Sicuramente l'alopecia androgenetica o calvizie comune. Questo è un disturbo che può essere considerato quasi un evento fisiologico nella vita di molti uomini e donne.La calvizie comune interessa oltre l'uomo, i primati quali l'orango, il macaco e lo scimpanzè. Essa è geneticamente determinata, influenzata dagli ormoni maschili e compare alla pubertà con una recessione della linea di impianto dei capelli in regione frontale. Per una valutazione del grado di calvizie è universalmentc accettata la cosidetta "Scala di Hamilton"; partendo dai gradi I, II,e IIa,che vengono considerati nella norma, si passa ad un arretramento bitemporale simmetrico della linea di attaccatura dei capelli; segue quindi la calvizie del vertice, per finire al grado VI e VII dove c'è confluenza della calvizie frontale e del vertice risparmiando solo le aree laterali e occipitali del cuoio capelluto. 
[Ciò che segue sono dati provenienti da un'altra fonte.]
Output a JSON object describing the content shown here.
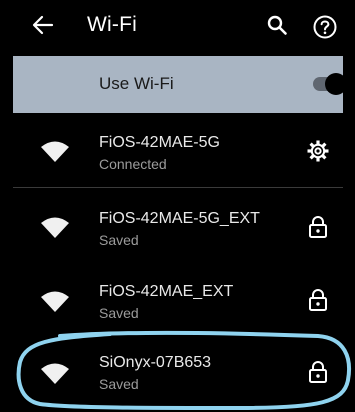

L'evoluzione,talvolta inesorabile verso forme di cadute più preoccupanti può essere solo in parte modificato dalla terapia che sfrutta due farmaci: il minoxidil in preparazione dal 2% al 5% in veicolo di alcol e glicole propilenico per uso locale, l'uso di antiandrogeni per via orale. Quest'ultima terapia è riservata al solo sesso femminile. Le prospettive terapeutiche nell'immediato futuro si prevedono ancora più . . .incoraggianti.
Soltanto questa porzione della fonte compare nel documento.